James Deneen, author, formerly of the Education Testing Service; 
Who had a serious career as an educator but now promotes schlock like "The Cartel," is appalled at the spending in urban districts without any apparent thought about the context of that spending, and thinks part of the solution is to narrow the curriculum for poor children.
Kim Chorba, director of the New Jersey Network of Catholic School Families;
Who is lobbying to take money away from local school districts and give it to private schools.
and Josh Pruzansky of the Orthodox Union.
Who also lobbies to take money away from local school districts and give it to private schools.

None (save, perhaps, Deneen) has any particular experience, education, or professional background to judge curriculum, financial structure, governance, or any of a number of other factors that would make a charter a success. But, hey, what the heck: when the school fails, shutter it and ship the kids off somewhere else. Everyone knows children do great when they're shuttled around and don't have consistency and structure in their lives...

The last two, by the way, ought to tell you where we're headed with all of this. Chorba and Pruzansky want to take taxpayer money away from public schools and give it to private schools that are unaccountable to local school boards. Yes, there are many fine private schools; there are also many that suck, which is why private schools do no better than public schools when accounting for the characteristics of the students.

Regardless, the local communities will never have any ability to hold them accountable for how they spend taxpayers' money. Just like the local communities have no say in charter applications. Just like they have no way to hold those charters accountable when they take funds away from the local district.

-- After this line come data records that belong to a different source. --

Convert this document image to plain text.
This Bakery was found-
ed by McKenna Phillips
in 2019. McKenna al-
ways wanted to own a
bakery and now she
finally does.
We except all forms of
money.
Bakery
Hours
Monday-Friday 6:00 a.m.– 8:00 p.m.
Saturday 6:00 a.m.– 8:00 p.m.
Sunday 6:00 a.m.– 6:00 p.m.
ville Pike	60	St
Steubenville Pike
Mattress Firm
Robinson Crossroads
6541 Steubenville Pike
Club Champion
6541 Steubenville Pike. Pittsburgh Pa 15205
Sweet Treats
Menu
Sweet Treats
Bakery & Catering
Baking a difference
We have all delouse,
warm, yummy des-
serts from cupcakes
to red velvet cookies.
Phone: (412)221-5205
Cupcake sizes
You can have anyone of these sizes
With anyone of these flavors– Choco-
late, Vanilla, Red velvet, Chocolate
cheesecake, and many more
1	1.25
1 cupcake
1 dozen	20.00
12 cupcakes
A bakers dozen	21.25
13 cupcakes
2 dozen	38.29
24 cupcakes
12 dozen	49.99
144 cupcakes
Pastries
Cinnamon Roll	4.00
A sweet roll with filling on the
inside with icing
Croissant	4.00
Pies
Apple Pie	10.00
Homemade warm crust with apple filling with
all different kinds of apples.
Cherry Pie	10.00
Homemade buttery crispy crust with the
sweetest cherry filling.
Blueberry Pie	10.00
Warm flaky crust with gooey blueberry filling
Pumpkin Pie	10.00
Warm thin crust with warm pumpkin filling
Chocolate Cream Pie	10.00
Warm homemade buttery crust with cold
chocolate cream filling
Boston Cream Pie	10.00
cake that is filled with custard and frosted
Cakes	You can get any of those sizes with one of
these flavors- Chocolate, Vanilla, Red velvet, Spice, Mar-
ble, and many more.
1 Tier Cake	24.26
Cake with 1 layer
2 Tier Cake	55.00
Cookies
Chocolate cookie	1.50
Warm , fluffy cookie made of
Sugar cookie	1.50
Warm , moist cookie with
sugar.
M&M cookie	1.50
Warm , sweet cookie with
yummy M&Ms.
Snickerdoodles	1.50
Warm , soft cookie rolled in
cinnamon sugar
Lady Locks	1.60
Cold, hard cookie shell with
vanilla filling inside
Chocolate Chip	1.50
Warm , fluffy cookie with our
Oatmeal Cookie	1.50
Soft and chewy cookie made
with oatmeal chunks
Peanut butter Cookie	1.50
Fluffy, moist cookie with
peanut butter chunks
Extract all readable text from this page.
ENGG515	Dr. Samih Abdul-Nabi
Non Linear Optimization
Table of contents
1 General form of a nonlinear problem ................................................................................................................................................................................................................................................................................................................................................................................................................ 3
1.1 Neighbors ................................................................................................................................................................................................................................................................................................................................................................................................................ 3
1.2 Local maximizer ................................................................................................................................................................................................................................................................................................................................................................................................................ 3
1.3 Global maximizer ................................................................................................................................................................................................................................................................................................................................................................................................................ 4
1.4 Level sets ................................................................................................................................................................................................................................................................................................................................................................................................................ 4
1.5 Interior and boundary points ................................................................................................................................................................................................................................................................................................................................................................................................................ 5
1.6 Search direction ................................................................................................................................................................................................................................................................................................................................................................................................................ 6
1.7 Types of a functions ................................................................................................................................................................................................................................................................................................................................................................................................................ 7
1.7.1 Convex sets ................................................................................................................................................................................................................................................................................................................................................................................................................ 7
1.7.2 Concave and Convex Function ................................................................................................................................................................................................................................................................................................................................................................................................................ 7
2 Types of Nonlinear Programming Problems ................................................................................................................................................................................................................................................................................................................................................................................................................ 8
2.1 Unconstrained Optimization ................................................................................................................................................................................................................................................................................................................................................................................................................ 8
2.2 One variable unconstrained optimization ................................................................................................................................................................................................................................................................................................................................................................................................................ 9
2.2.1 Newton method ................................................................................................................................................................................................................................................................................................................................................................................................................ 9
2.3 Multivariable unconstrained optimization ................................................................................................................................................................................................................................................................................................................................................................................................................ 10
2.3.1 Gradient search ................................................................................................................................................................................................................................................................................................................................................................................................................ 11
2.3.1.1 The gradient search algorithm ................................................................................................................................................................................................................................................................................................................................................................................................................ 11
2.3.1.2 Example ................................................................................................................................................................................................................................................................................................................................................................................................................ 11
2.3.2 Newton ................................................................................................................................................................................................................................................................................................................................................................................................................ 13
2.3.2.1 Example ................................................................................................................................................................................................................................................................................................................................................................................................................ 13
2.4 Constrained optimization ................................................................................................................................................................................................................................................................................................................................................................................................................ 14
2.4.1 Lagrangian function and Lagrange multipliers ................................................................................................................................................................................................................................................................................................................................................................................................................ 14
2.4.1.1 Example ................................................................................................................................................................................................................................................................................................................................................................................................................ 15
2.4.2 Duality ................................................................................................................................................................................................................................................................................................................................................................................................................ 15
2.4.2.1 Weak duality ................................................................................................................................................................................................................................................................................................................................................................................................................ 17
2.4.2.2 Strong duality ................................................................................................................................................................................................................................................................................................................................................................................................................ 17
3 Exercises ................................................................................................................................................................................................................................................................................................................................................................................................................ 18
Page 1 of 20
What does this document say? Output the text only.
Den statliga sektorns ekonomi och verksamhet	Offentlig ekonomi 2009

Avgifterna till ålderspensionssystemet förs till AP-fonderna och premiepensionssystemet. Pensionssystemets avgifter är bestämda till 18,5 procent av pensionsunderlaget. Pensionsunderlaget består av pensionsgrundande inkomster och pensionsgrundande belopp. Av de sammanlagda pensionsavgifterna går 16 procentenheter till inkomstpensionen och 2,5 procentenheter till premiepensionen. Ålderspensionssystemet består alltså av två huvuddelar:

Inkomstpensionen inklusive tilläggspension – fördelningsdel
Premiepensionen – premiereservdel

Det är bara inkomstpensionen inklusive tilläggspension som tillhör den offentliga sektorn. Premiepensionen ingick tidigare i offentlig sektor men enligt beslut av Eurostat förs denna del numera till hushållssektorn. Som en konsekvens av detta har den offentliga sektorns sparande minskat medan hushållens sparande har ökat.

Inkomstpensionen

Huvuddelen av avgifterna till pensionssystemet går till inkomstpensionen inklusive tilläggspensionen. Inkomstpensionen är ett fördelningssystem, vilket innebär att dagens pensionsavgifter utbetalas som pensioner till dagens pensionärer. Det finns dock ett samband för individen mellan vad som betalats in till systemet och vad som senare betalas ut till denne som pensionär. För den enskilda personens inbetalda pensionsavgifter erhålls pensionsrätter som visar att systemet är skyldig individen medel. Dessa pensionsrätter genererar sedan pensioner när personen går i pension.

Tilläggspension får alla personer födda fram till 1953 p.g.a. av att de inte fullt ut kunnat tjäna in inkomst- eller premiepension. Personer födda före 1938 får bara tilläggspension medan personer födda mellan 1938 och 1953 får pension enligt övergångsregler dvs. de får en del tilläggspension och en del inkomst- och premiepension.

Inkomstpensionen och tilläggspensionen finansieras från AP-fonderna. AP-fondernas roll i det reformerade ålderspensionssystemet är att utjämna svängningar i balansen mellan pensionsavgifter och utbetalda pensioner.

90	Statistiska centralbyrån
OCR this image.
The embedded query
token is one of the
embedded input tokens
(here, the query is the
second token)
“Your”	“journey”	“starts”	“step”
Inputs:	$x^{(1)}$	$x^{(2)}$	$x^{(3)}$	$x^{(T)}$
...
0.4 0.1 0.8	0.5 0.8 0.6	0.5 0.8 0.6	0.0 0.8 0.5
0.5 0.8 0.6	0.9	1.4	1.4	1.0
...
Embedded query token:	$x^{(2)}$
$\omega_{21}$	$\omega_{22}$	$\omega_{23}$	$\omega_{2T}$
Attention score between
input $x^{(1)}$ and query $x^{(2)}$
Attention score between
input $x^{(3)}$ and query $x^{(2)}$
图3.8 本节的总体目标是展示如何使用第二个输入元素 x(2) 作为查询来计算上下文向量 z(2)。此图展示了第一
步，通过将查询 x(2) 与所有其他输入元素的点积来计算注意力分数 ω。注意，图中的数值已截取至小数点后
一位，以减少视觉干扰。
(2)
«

Is anyone noticing a pattern here? Chris?
Cerf defended the reviewers and their pro-charter leanings as valuable to the process. And he stressed that the final decisions still rested with his office and the department.
Ah - the Acting Lord High Executioner, Sir Christopher of Cerf, unelected and unconfirmed, gets the final say. How... regal of him.

It's good to be the king!

ADDING: This is a great comment at the NJ Spotlight story from someone who's been around this blog quite a bit:
And where does the National Association for Charter School Authorizers get the money to pay for this? In 2010 they received a grant from the Walton Foundation, whose goal according to their website is to "infuse competitive pressure into America’s K-12 education system" for $1,874,274. In 2008 they received a 2 year grant from The Bill and Melinda Gates Foundation for $2,979,186. And these are just two of their top four funders:

http://www.qualitycharters.org/about/sponsors

The New Jersey Charter School Association received a $950,000 grant from the Walton Foundation in 2010 as well. In the emails released with this OPRA request their director, Carlos Perez is asked by the NJDOE for help recruit reviewers.

The big foundations of the Billionaire Boys Club are pulling all of the strings. These organizations may be called "National" this, or "New Jersey" that, but they are ALL FUNDED WITH CORPORATE MONEY! And now they have more say in what happens to public schools than actual educators...
Yep.

2 comments:

Mother Crusader said...

Thanks for the shout out! I was actually dropping by your blog to drop a little tidbit on you and was pleasantly surprised to find my earlier comment added to your post.

I sat in a meeting with Chris Cerf and Carly Bolger, the Director of the Charter School Office, in August. Bolger was asked why they weren't releasing the names of the reviewers. She stated that they would "go to the mat" to protect the identity of their reviewers.

You are right, this was no paperwork snafu. I think they fought like hell to keep this hidden until they were backed into a corner by the Education Law Center, the ACLU and Senator Gill. Kudos to them!

Duke said...

That's quite a tidbit. When are you starting a blog?!?!